Enquanto lavava a louça Érica cantarolava a canção que se ouvia vindo da sala. Mateus gostava de deixar a televisão ligada em canal nenhum apenas conectada às inúmeras formas de vídeo game que ele possuía. Érica fumava, enquanto o café lentamente escorria do antigo funil que era o auxiliar na feitura do café que os pais de ambos costumavam preparar todas as manhãs. Antes disso, teria sido da avó materna que por alguma virada do destino, acabou caindo num navio vindo para os Estados Unidos em vez de permanecer na Europa divida da segunda guerra. Entre palavras cantadas e tragos em seu cigarro, Érica pensava no rosto frio de sua avó. Gostava de se imaginar no lugar dela, vivendo e experimentando um mundo que jamais experimentaria enquanto Mateus não sabia bem o que queria. Ou melhor, já não queria muito mais do que continuar vivendo exatamente do jeito que vivia que seria confuso se não fosse tão simples: ele e ela, vivendo em um apartamento antigo, trabalhando apenas para pagar as contas e vivendo por viver. Mateus e Érica queriam viver por viver, viver sem muito o que viver.


Alguém passou por aqui ontem a noite, sis?”


Não, não porque?”


O silêncio de Mateus era compreensível. Nada havia para dizer caso soubesse logo tão prontamente que ninguém poderia fisicamente ter mexido em qualquer coisa que fosse dele. O café estava claro, pronto.
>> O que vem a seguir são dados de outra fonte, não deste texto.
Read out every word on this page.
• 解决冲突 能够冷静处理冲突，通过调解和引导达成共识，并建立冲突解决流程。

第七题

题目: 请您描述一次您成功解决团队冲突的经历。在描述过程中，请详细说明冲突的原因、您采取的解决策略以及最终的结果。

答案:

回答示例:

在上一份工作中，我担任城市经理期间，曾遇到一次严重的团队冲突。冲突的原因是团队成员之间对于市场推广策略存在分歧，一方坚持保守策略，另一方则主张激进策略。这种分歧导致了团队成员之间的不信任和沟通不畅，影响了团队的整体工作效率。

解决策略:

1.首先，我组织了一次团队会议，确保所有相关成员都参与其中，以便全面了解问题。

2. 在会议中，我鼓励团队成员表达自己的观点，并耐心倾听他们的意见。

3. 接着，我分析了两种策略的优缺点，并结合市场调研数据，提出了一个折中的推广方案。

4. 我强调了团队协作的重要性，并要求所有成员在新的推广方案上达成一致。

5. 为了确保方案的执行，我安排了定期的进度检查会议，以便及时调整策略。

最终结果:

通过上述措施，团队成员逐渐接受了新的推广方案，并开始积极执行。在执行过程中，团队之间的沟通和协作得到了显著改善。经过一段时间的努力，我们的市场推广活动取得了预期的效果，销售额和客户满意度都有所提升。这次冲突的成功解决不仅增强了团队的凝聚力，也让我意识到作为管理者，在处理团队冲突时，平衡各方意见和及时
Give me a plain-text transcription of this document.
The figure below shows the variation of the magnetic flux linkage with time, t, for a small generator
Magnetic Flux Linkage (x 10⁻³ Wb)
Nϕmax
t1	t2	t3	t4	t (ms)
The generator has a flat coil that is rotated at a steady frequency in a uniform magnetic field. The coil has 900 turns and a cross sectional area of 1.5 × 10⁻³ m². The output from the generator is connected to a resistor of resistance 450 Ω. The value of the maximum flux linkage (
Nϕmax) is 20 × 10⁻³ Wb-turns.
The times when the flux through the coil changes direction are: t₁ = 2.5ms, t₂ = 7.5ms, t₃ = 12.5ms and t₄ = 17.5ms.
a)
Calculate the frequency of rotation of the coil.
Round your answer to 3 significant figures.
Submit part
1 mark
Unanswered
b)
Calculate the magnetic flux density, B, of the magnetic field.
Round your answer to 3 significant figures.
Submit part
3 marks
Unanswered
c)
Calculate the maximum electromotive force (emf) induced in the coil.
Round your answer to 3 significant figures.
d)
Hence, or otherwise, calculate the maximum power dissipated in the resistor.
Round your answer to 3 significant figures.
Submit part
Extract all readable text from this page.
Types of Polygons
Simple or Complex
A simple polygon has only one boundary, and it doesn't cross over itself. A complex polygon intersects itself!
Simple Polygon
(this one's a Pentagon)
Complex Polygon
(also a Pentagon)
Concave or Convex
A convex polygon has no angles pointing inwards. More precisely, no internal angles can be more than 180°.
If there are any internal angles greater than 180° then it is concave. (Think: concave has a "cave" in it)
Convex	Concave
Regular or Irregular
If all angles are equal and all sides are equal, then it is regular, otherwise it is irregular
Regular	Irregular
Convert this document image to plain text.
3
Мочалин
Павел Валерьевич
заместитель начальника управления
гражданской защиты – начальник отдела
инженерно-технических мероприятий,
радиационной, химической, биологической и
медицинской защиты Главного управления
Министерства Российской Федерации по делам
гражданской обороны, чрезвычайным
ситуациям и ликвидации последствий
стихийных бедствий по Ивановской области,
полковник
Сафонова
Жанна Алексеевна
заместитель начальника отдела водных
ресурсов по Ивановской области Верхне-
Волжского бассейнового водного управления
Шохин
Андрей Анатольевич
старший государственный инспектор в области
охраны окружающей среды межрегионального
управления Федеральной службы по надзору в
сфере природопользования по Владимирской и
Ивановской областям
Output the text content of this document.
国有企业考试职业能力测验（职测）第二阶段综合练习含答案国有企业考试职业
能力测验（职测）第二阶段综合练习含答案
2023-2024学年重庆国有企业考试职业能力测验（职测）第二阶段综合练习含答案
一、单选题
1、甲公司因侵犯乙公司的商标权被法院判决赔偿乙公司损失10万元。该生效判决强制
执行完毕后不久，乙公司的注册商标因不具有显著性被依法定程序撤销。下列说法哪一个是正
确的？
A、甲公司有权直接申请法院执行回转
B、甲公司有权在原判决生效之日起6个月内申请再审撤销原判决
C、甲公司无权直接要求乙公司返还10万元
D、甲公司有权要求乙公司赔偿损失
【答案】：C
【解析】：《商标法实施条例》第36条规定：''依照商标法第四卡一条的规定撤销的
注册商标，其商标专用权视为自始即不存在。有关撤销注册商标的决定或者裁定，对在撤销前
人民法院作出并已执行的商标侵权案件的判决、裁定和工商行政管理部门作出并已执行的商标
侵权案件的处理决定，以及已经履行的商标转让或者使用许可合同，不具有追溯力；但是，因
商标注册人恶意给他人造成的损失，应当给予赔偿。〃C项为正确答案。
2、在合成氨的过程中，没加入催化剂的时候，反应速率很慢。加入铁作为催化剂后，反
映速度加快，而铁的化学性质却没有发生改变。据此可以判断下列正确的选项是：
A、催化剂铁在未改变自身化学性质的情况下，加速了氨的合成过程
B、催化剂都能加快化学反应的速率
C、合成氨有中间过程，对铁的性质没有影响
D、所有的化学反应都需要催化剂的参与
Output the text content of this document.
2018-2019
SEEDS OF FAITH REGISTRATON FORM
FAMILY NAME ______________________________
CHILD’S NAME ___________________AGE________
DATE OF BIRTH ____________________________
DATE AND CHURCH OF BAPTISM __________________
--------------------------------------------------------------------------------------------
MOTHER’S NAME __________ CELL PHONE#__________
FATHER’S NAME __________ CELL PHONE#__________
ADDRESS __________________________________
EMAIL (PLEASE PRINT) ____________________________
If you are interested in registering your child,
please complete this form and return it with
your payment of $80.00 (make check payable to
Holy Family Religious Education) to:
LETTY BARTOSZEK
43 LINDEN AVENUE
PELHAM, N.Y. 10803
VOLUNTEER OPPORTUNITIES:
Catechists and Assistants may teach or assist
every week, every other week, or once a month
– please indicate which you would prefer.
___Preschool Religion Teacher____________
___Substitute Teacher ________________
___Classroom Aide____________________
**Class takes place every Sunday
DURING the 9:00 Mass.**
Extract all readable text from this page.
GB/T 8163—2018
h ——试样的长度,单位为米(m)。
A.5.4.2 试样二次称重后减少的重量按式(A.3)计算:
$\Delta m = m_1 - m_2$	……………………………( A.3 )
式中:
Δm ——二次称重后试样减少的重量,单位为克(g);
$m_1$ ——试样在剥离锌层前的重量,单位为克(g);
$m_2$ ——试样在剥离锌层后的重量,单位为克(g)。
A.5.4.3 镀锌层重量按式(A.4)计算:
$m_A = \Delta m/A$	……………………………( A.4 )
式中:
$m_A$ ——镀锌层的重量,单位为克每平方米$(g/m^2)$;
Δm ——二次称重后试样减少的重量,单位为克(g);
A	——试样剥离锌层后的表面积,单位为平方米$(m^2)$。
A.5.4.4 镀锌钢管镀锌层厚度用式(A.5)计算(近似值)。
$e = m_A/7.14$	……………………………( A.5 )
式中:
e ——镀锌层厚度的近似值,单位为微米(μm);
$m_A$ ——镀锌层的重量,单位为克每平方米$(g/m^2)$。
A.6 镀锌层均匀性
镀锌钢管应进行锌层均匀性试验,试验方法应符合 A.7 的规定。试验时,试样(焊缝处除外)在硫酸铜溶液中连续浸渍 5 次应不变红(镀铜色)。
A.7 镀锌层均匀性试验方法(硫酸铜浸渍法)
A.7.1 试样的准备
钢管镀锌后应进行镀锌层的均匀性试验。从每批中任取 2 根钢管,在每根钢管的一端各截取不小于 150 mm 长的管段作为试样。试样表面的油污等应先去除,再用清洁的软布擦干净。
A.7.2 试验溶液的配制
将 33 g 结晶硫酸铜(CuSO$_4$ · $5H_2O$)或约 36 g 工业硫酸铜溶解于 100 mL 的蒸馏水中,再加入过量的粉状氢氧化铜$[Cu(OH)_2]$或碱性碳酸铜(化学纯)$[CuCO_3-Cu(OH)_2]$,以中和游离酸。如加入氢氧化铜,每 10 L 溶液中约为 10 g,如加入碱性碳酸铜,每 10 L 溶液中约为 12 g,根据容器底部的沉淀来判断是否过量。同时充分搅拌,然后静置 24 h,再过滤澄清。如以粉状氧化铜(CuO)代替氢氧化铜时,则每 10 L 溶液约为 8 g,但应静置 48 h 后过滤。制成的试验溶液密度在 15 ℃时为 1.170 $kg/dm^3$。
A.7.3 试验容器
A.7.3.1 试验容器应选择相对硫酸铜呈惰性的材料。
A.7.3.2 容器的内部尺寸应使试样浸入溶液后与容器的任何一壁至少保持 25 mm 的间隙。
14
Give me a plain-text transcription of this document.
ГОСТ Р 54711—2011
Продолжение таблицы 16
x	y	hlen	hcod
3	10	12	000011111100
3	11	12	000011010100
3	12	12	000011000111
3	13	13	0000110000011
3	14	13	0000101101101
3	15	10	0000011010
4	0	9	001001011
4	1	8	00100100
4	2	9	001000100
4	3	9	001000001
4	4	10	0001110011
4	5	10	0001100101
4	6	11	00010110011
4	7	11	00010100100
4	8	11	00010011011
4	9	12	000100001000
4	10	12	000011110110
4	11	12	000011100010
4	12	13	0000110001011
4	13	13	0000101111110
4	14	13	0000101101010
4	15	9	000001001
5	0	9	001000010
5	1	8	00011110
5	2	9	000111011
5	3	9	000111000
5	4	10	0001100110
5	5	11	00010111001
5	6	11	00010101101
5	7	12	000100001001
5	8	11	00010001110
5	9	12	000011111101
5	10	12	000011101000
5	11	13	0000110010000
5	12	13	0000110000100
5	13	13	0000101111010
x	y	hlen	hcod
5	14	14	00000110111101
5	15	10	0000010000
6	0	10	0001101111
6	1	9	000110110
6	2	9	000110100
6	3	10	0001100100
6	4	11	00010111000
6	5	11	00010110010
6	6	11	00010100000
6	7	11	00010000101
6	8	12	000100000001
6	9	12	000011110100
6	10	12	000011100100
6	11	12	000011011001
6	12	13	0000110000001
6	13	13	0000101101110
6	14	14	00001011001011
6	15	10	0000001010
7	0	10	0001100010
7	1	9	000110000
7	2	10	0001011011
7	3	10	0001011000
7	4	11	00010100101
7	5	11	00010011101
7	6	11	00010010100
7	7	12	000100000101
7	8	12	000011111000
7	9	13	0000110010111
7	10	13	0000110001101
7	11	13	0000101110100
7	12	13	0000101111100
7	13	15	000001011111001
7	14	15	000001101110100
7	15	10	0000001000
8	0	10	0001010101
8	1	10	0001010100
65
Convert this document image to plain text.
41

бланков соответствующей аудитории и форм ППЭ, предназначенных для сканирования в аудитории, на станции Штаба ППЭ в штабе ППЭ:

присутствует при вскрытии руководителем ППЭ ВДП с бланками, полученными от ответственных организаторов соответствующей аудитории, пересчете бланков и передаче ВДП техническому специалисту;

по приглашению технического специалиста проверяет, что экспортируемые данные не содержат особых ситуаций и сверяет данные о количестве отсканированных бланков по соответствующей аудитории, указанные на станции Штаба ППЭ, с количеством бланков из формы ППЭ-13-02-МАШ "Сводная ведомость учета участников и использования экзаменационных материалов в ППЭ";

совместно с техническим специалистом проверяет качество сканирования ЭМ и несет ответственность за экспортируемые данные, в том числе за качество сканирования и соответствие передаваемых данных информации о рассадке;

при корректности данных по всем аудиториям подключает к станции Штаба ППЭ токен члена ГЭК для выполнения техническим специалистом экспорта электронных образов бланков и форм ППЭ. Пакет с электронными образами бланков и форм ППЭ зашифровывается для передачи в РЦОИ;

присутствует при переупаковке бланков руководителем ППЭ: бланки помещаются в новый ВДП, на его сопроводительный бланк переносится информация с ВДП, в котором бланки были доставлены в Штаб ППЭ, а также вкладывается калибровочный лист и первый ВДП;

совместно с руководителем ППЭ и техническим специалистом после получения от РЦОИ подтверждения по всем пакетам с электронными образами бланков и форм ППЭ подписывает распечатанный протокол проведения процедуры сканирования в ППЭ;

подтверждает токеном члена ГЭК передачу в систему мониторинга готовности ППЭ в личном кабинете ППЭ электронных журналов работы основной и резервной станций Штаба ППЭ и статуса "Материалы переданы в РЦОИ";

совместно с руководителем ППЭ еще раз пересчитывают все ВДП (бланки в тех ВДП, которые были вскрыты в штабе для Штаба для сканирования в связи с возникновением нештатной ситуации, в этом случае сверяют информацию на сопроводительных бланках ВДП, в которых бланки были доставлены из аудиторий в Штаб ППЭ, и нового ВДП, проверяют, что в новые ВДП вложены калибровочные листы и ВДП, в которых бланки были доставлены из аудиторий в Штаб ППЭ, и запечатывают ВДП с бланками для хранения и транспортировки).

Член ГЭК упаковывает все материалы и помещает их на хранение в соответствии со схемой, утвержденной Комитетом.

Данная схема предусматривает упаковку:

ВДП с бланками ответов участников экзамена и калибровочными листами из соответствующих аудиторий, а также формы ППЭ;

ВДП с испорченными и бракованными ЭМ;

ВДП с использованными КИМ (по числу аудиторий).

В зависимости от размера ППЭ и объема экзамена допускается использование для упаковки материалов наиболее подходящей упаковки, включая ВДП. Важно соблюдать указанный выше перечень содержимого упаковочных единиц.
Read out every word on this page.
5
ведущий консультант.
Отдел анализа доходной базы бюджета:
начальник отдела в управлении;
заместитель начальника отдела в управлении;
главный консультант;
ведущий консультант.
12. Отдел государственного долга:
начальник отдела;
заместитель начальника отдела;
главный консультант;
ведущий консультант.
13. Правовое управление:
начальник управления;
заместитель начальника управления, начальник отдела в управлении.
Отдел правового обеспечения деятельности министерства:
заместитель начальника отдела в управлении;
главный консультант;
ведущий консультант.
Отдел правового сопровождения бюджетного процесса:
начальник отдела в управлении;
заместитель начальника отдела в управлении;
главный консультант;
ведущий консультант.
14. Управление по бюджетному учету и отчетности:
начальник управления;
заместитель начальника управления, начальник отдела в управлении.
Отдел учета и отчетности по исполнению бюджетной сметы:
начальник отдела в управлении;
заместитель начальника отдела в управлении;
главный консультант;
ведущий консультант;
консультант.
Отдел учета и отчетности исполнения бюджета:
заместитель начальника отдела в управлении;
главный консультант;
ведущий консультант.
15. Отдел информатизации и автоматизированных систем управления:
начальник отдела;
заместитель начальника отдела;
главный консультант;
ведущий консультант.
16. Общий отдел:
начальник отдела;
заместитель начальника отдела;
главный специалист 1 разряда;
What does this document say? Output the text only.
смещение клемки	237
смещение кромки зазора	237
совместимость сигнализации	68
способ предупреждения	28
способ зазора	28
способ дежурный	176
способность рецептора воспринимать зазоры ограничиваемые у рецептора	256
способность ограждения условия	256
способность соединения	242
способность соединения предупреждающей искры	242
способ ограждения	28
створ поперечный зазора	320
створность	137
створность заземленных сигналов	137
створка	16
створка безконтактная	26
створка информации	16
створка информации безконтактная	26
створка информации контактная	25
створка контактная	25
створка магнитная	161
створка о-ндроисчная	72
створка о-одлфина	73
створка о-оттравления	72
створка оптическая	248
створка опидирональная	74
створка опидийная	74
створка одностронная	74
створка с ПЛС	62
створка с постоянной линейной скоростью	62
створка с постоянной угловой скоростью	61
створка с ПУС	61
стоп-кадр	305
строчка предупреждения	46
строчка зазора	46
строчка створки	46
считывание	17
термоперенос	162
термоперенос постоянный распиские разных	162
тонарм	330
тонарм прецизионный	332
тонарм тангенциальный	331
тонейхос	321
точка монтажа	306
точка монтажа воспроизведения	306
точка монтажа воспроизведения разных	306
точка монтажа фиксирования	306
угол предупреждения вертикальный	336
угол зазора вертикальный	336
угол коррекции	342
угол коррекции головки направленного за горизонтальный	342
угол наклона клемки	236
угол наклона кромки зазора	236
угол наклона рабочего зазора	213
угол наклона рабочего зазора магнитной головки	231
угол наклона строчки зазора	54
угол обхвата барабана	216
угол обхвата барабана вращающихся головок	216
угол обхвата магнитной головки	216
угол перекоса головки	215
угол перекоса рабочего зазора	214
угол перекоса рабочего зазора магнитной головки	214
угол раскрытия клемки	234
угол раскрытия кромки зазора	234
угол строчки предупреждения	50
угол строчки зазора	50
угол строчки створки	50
Ela o chamava, quase quieta e por alguma obra da proximidade que ambos tinham, ele já sabia disso antes de ser chamado propriamente dito, porque enquanto ela abria a boca para pronunciar seu nome sua presença já era tangível e efetiva dentro da minúscula cozinha que fazia parte do ninho espetacular que os dois habitavam.


Enquanto Érica dançava de um lado para o outro, cigarro no canto da boca, pratos e talheres em mãos, Mateus a contornava como quem contorna um sonho, na ponta dos pés. Agarrava o leite na geladeira, posicionava a manteiga e o queijo no centro da pequena mesa no canto, se preparava para dividir tudo com ela. O sol despontava lá fora e o relógio tic tóqueava preso a parede. Com alguns movimentos e poucas palavras os dois se sentavam, jornal no colo dele, livro grosso sobre a mesa ao lado dela. Tinham uma verdadeira lista de pactos que viviam para que pudessem viver um para o outro. Quando se esbarrassem, precisavam parar tudo e notar de fato a presença do outro. “Nos esbarramos porque nossos corpos gritam por contato”, era o que Érica dissera outrora. Quando tocava alguma música que ambos gostavam imensamente, era necessário que se levantassem e começassem a dançar, de preferência juntos, mas agora não importava. Era de manhã cedo e eles se deleitavam na simples sensação de poderem estar ali. O sal, o açúcar, o céu. Todos que realmente faziam parte de suas vidas estavam presentes, seria um dia bom.